To many Brexiteers this revolution narrative is not an unreasonable comparison and it continues the analogy of Sir Ivan Rogers in his speech in Cambridge (HERE). They genuinely believe we are 'ruled' and even 'oppressed' by Brussels and Brexit is somehow throwing off the yoke. Behr apparently has first hand experience:

"At a public event recently I heard the young leader of a pro-leave organisation tell an elderly Indian man that her experience of growing up in Britain, as “a colony of Europe”, was analogous to his childhood under the Raj".

He writes:

"The show takes liberties with the historical record but gets away with it because it is a work of creative genius. If only the same could be said of Brexit, which tells a mutilated version of a nation’s past without the redeeming features of witty rhyme and memorable melody. The comparison is preposterous but also weirdly compelling. After all, many Brexiteers truly see themselves leading an emancipation from tyranny".

There is a lot of truth in what Behr says. Brexiteers see themselves as freeing us from the EU as if it was the Soviet Union, indeed many refer to Brussels as the EUSSR. That this is ridiculous should have been obvious from the very beginning but for a lot of leavers it isn't.

"While past revolutions were driven by ideas, Brexit is strangely uninterested in them. To the likes of Johnson and Farage, ideas are a bit foreign. But Britain will not get through 2019 without some idea of what to do next. A bubble inflated by decades of pomp, ignorance and vanity will burst. The correction can come in one of two ways. The UK will not leave the EU, having collectively decided that the task cannot safely be done. Or it will leave the EU, and discover that none of the things that were promised from Brexit can be achieved without help from Europe. Both routes are painful in different ways. Either way, I don’t think future generations will be idolising the authors of our present dilemma". 
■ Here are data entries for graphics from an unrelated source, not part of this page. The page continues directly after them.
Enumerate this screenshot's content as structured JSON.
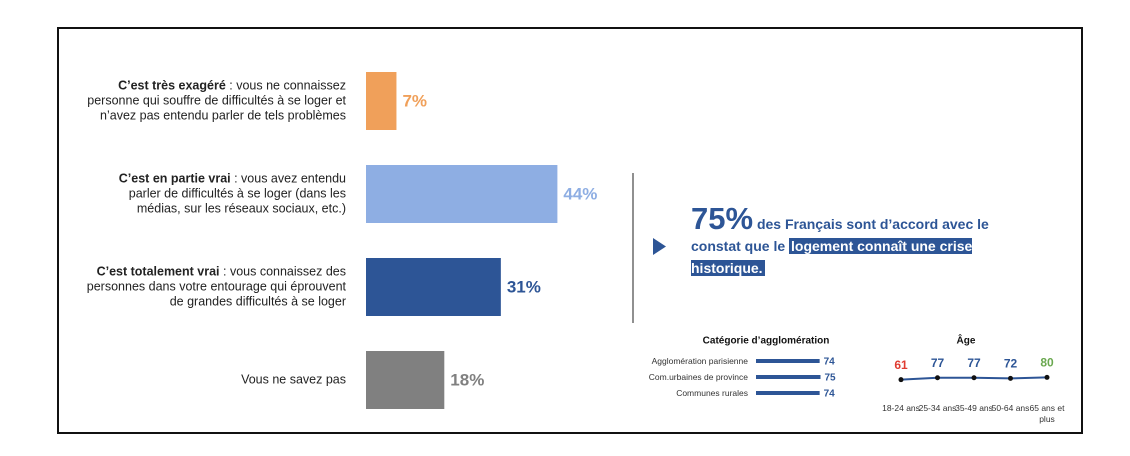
{
  "chart_data": [
    {
      "type": "hbar",
      "categories": [
        "C’est très exagéré",
        "C’est en partie vrai",
        "C’est totalement vrai",
        "Vous ne savez pas"
      ],
      "descriptions": [
        " : vous ne connaissez personne qui souffre de difficultés à se loger et n’avez pas entendu parler de tels problèmes",
        " : vous avez entendu parler de difficultés à se loger (dans les médias, sur les réseaux sociaux, etc.)",
        " : vous connaissez des personnes dans votre entourage qui éprouvent de grandes difficultés à se loger",
        null
      ],
      "values": [
        7,
        44,
        31,
        18
      ],
      "value_labels": [
        "7%",
        "44%",
        "31%",
        "18%"
      ],
      "colors": [
        "#f0a05a",
        "#8eaee3",
        "#2d5596",
        "#808080"
      ]
    },
    {
      "type": "hbar-small",
      "title": "Catégorie d’agglomération",
      "categories": [
        "Agglomération parisienne",
        "Com.urbaines de province",
        "Communes rurales"
      ],
      "values": [
        74,
        75,
        74
      ],
      "color": "#2d5596"
    },
    {
      "type": "line",
      "title": "Âge",
      "categories": [
        "18-24 ans",
        "25-34 ans",
        "35-49 ans",
        "50-64 ans",
        "65 ans et plus"
      ],
      "values": [
        61,
        77,
        77,
        72,
        80
      ],
      "color": "#2d5596",
      "label_colors": [
        "#e03c31",
        "#2d5596",
        "#2d5596",
        "#2d5596",
        "#6aa84f"
      ]
    }
  ],
  "callout": {
    "figure": "75%",
    "text": "des Français sont d’accord avec le constat que le",
    "highlight": "logement connaît une crise historique."
  }
}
I think Behr is right. The choice is to remain having decided it is too risky or difficult, or to leave and realise very quickly that we can't achieve anything without European help but outside the bloc, we will have no vote, no voice and no influence. The inflated expectations of Brexit will be unattainable.

Eventually, we will have to rejoin on worse terms and having lost hundreds of billions of pounds of investments, GDP growth and tax revenues.